43.33% performed better than DIA (13/30)
711.66% was the median percent change for the outperformers
Outperformers:
['AXP', 'BA', 'CAT', 'CVX', 'DIS', 'HON', 'JNJ', 'JPM', 'MCD', 'MMM', 'MO', 'RTX', 'WMT']


In [18]:
def print_std(df):
    std = df.drop("DIA")["Percent Change"].std()
    print(f"The standard deviation of the Dow Jones is {std}")
    
print_std(df_processed)

The standard deviation of the Dow Jones is 504.0683919778865


## Conclusions

43.33% (13/30) of the companies in the Dow Jones in 1998 beat DIA, the Dow Jones Index, over the same time period, with a median outperformer rising 711.66%, compared to the 549.56% for DIA. Components of the Dow have a standard deviation of 504.07%.

A few of these companies went bankrupt and were delisted. These are represented by `NaN` in our dataframe because there was no stock data for either their start, end, or both. However, we know the percent change for any number to 0 is -200%, so we are able to use this to calculate the standard deviation. And of course, they are part of the 17 companies that did not beat the average.

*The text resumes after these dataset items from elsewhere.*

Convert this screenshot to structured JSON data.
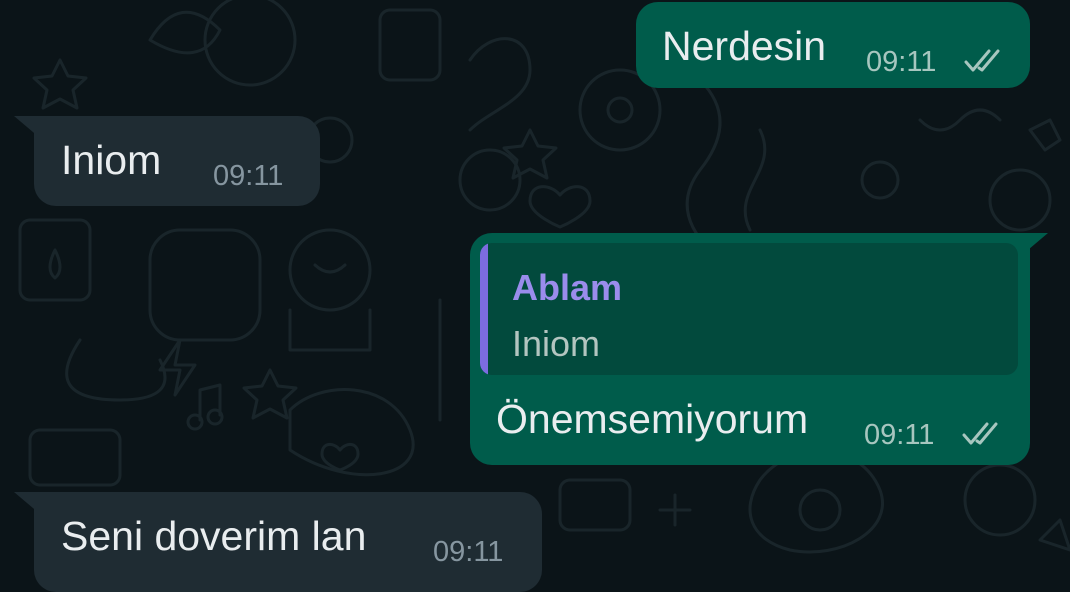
{
  "messages": [
    {
      "direction": "outgoing",
      "text": "Nerdesin",
      "time": "09:11",
      "status_icon": "double-check-icon"
    },
    {
      "direction": "incoming",
      "text": "Iniom",
      "time": "09:11"
    },
    {
      "direction": "outgoing",
      "reply": {
        "author": "Ablam",
        "text": "Iniom"
      },
      "text": "Önemsemiyorum",
      "time": "09:11",
      "status_icon": "double-check-icon"
    },
    {
      "direction": "incoming",
      "text": "Seni doverim lan",
      "time": "09:11"
    }
  ],
  "colors": {
    "background": "#0b1418",
    "incoming_bubble": "#1f2c33",
    "outgoing_bubble": "#005c4b",
    "quote_accent": "#7c6ce0"
  }
}
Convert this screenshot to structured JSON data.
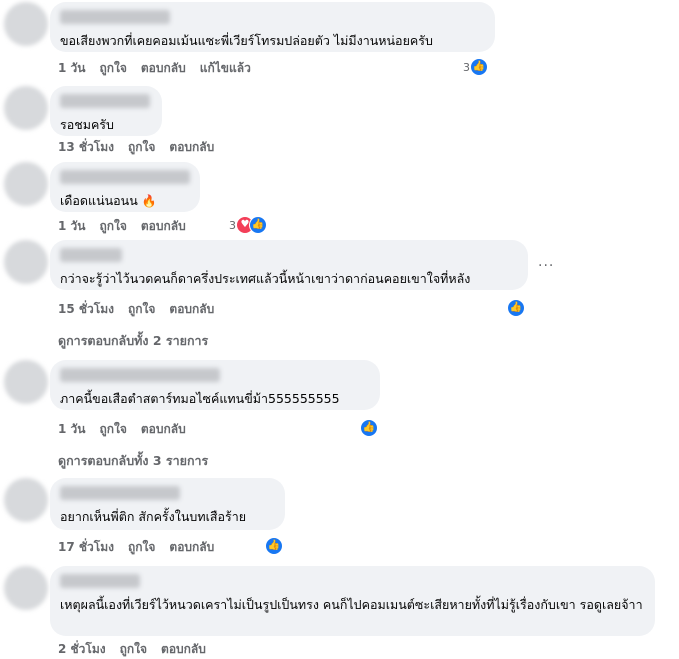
{
  "comments": [
    {
      "text": "ขอเสียงพวกที่เคยคอมเม้นแซะพี่เวียร์โทรมปล่อยตัว ไม่มีงานหน่อยครับ",
      "time": "1 วัน",
      "like": "ถูกใจ",
      "reply": "ตอบกลับ",
      "edited": "แก้ไขแล้ว",
      "reaction_count": "3"
    },
    {
      "text": "รอชมครับ",
      "time": "13 ชั่วโมง",
      "like": "ถูกใจ",
      "reply": "ตอบกลับ"
    },
    {
      "text": "เดือดแน่นอนน",
      "emoji": "🔥",
      "time": "1 วัน",
      "like": "ถูกใจ",
      "reply": "ตอบกลับ",
      "reaction_count": "3"
    },
    {
      "text": "กว่าจะรู้ว่าไว้นวดคนก็ดาครึ่งประเทศแล้วนี้หน้าเขาว่าดาก่อนคอยเขาใจที่หลัง",
      "time": "15 ชั่วโมง",
      "like": "ถูกใจ",
      "reply": "ตอบกลับ"
    },
    {
      "text": "ภาคนี้ขอเสือตำสตาร์ทมอไซค์แทนขี่ม้า555555555",
      "time": "1 วัน",
      "like": "ถูกใจ",
      "reply": "ตอบกลับ"
    },
    {
      "text": "อยากเห็นพี่ติก สักครั้งในบทเสือร้าย",
      "time": "17 ชั่วโมง",
      "like": "ถูกใจ",
      "reply": "ตอบกลับ"
    },
    {
      "text": "เหตุผลนี้เองที่เวียร์ไว้หนวดเคราไม่เป็นรูปเป็นทรง คนก็ไปคอมเมนต์ซะเสียหายทั้งที่ไม่รู้เรื่องกับเขา รอดูเลยจ้าา",
      "time": "2 ชั่วโมง",
      "like": "ถูกใจ",
      "reply": "ตอบกลับ"
    }
  ],
  "view_replies": [
    "ดูการตอบกลับทั้ง 2 รายการ",
    "ดูการตอบกลับทั้ง 3 รายการ"
  ],
  "more_label": "···",
  "icons": {
    "like": "like-icon",
    "heart": "heart-icon",
    "more": "more-options-icon"
  }
}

This suggests if you were to invest in a Dow Jones company your chance of beating the market is likely much higher than the miniscule 10% sometimes implied by dogmatic indexers.

Instead of suggesting that one's chances of beating the market is necessarily low, I think it's better conclude that most people are not willing to accept the risk of straying from the market average.